La Costituzione è presbite! L’ultimo ricordo di Alessandro Galante Garrone

Nell’anno che celebra il primo Sessantennio dalla promulgazione della nostra Carta fondamentale, ogni testimonianza appare preziosa, anche quelle che appartengono ad un passato prossimo.

Quindici anni fa ci lasciava Alessandro Galante Garrone, esponente di primo piano della Resistenza e del Partito d’Azione, magistrato antifascista, storico e scrittore, uno che osò criticare apertamente le leggi razziali subito dopo la loro promulgazione. Di queste testimonianze così dirette, purtroppo, il presente ce ne riserva sempre meno, pertanto rimanere saldi ad un certo nostro passato storico di lotta per la democrazia sembra piuttosto opportuno, soprattutto per combattere la deriva culturale che si sta abbattendo sul Paese, sempre meno strisciante.

Negli ultimi anni di vita Galante Garrone dedicò la sua riflessione alla memoria dei propri maestri e alle battaglie civili per la laicità dello Stato, contro l’antisemitismo e la corruzione e, interpellato sulla Costituzione italiana, nel 1997 scrisse un inedito per il convegno romano promosso in occasione del Cinquantesimo anniversario dell’approvazione del testo costituzionale, mai pubblicato fino ad oggi.

Nel testo si sottolinea l’importanza del rapporto tra l’indagine storica e il testo della Costituzione; un rapporto affascinante, scriveva Galante Garrone, anche per meglio intendere i problemi politici e sociali che vi sono connessi e che ne fanno una “scienza in azione”.

Si legge: “Il compito che sta davanti agli italiani, in quest’ora di solenne rievocazione, non è quello di creare dal nulla una Carta fondamentale nuova di zecca. Le Costituzioni veramente vitali non nascono da escogitazioni a tavolino, ma per lo più da vere e proprie crisi repentine e drammatiche: come rivolgimenti di fondo, una grande guerra perduta, il crollo di un regime, la dissoluzione di uno Stato. Così furono per noi gli eventi del 1943-’45. Oggi in Italia ci pare prevalga nell’opinione di gran parte degli studiosi, politici e cittadini che si prendono cura dell’avvenire della nostra patria, qualcosa di diverso: la volontà di preservare tutto quel che ancora di vitale sussiste nella nostra Costituzione. Il compito essenziale e improrogabile è, semmai, quello di irrobustirla ed ammodernarla, in due parole; non buttarla nel cestino o comportarci come se essa fosse già morta.
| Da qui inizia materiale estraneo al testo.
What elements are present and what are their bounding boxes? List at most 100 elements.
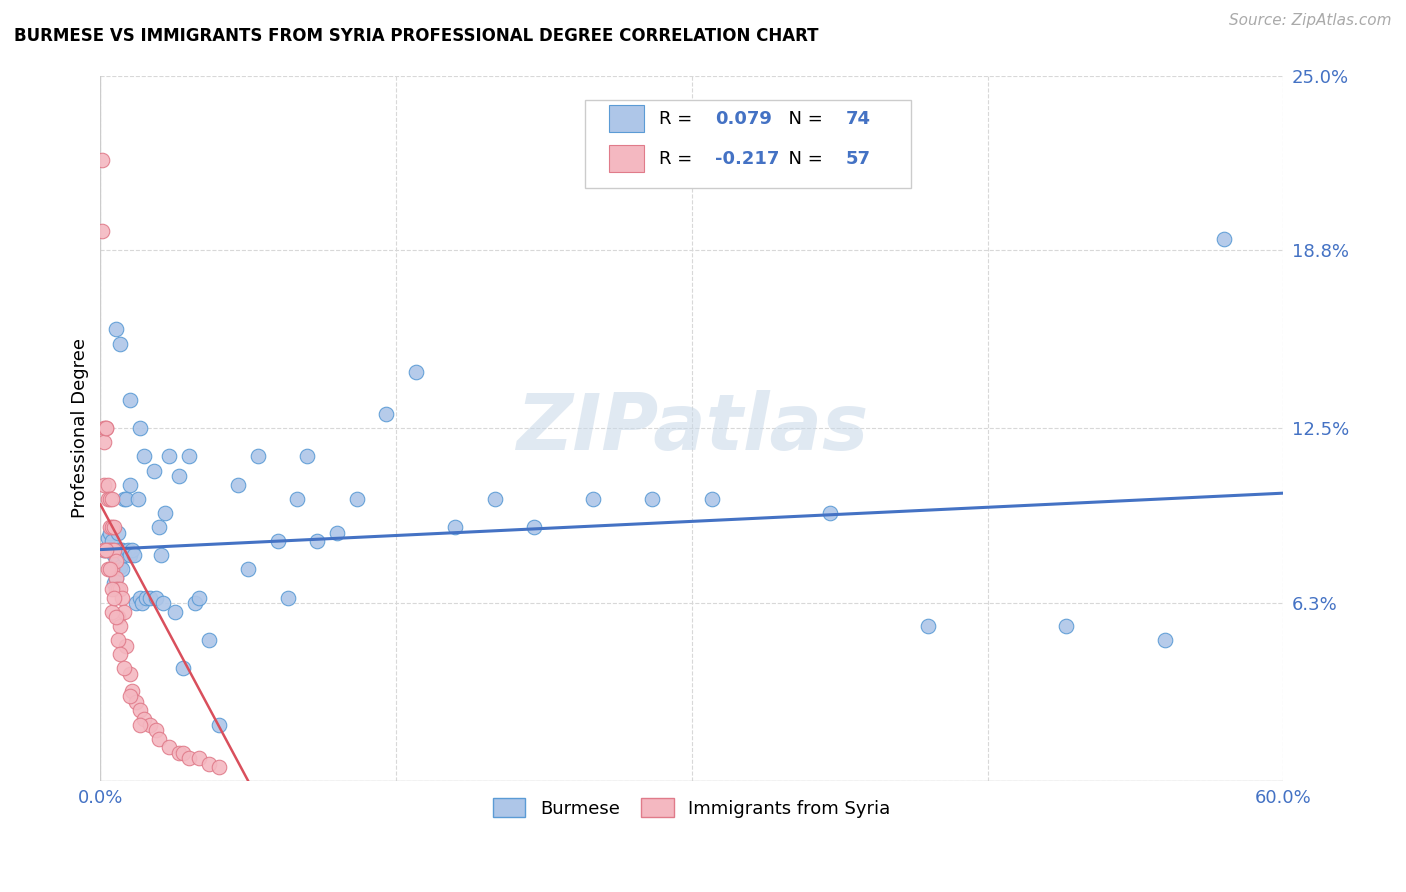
Point bbox=[167, 469, 190, 483]
Point bbox=[107, 542, 129, 557]
Text: 57: 57 bbox=[845, 150, 870, 168]
Point bbox=[97, 562, 120, 576]
Point bbox=[148, 731, 170, 746]
Point bbox=[287, 491, 309, 506]
Point bbox=[98, 520, 121, 534]
Point bbox=[326, 525, 349, 540]
Point bbox=[108, 619, 131, 633]
Point bbox=[128, 591, 150, 605]
FancyBboxPatch shape bbox=[609, 145, 644, 172]
Point bbox=[118, 548, 141, 562]
Point bbox=[98, 542, 121, 557]
Point bbox=[107, 632, 129, 647]
Point bbox=[155, 506, 177, 520]
Point bbox=[101, 582, 124, 596]
Point bbox=[98, 542, 121, 557]
Point bbox=[523, 520, 546, 534]
Point bbox=[101, 562, 124, 576]
Text: 74: 74 bbox=[845, 110, 870, 128]
Point bbox=[177, 450, 200, 464]
Point bbox=[108, 582, 131, 596]
Point bbox=[375, 407, 398, 421]
Point bbox=[307, 534, 329, 549]
Point bbox=[135, 591, 157, 605]
Text: 0.079: 0.079 bbox=[716, 110, 772, 128]
Point bbox=[138, 717, 160, 731]
Point bbox=[165, 605, 187, 619]
Point bbox=[91, 224, 114, 238]
Text: BURMESE VS IMMIGRANTS FROM SYRIA PROFESSIONAL DEGREE CORRELATION CHART: BURMESE VS IMMIGRANTS FROM SYRIA PROFESS… bbox=[14, 27, 818, 45]
Point bbox=[101, 520, 124, 534]
Y-axis label: Professional Degree: Professional Degree bbox=[72, 338, 89, 518]
Point bbox=[118, 477, 141, 491]
Point bbox=[103, 576, 125, 591]
Point bbox=[96, 542, 118, 557]
Point bbox=[108, 559, 131, 574]
Point bbox=[105, 548, 128, 562]
Point bbox=[91, 153, 114, 168]
Point bbox=[238, 562, 260, 576]
Point bbox=[118, 690, 141, 704]
Point bbox=[157, 450, 180, 464]
Point bbox=[132, 712, 155, 726]
Point bbox=[172, 746, 194, 760]
Point bbox=[131, 596, 153, 610]
Point bbox=[128, 703, 150, 717]
Point bbox=[132, 450, 155, 464]
Point bbox=[172, 661, 194, 675]
FancyBboxPatch shape bbox=[609, 105, 644, 132]
Point bbox=[112, 661, 135, 675]
FancyBboxPatch shape bbox=[585, 100, 911, 188]
Point bbox=[97, 491, 120, 506]
Point bbox=[1213, 232, 1236, 246]
Point bbox=[157, 740, 180, 755]
Point bbox=[115, 639, 138, 653]
Text: Source: ZipAtlas.com: Source: ZipAtlas.com bbox=[1229, 13, 1392, 29]
Point bbox=[96, 421, 118, 435]
Point bbox=[484, 491, 506, 506]
Point bbox=[93, 542, 115, 557]
Point bbox=[101, 542, 124, 557]
Point bbox=[122, 548, 145, 562]
Point bbox=[125, 695, 148, 709]
Point bbox=[112, 548, 135, 562]
Point bbox=[111, 591, 134, 605]
Point bbox=[917, 619, 939, 633]
Text: N =: N = bbox=[778, 150, 828, 168]
Point bbox=[93, 477, 115, 491]
Point bbox=[103, 548, 125, 562]
Point bbox=[346, 491, 368, 506]
Point bbox=[108, 647, 131, 661]
Point bbox=[105, 571, 128, 585]
Point bbox=[145, 591, 167, 605]
Point bbox=[97, 477, 120, 491]
Text: -0.217: -0.217 bbox=[716, 150, 780, 168]
Point bbox=[187, 591, 209, 605]
Point bbox=[97, 531, 120, 545]
Text: R =: R = bbox=[658, 110, 697, 128]
Point bbox=[93, 421, 115, 435]
Point bbox=[150, 548, 173, 562]
Point bbox=[118, 666, 141, 681]
Point bbox=[93, 435, 115, 450]
Point bbox=[107, 610, 129, 624]
Point bbox=[197, 632, 219, 647]
Point bbox=[444, 520, 467, 534]
Point bbox=[142, 464, 165, 478]
Point bbox=[177, 751, 200, 765]
Point bbox=[107, 582, 129, 596]
Point bbox=[98, 562, 121, 576]
Point bbox=[121, 542, 143, 557]
Point bbox=[112, 491, 135, 506]
Point bbox=[108, 336, 131, 351]
Point bbox=[138, 591, 160, 605]
Point bbox=[152, 596, 174, 610]
Point bbox=[105, 610, 128, 624]
Point bbox=[96, 421, 118, 435]
Point bbox=[641, 491, 664, 506]
Point bbox=[125, 596, 148, 610]
Point bbox=[111, 562, 134, 576]
Point bbox=[117, 542, 139, 557]
Point bbox=[197, 757, 219, 772]
Point bbox=[118, 392, 141, 407]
Mi pare che si imponga la necessità di migliorare, anziché stravolgere o addirittura porre nel nulla la Costituzione di Cinquanta anni fa: questa Costituzione che, pur con tutte le sue pecche può ancora definirsi, come argutamente fu detto tanti anni fa da Calamandrei, una Costituzione “presbite”, perché guarda e vede lontano, nell’avvenire”.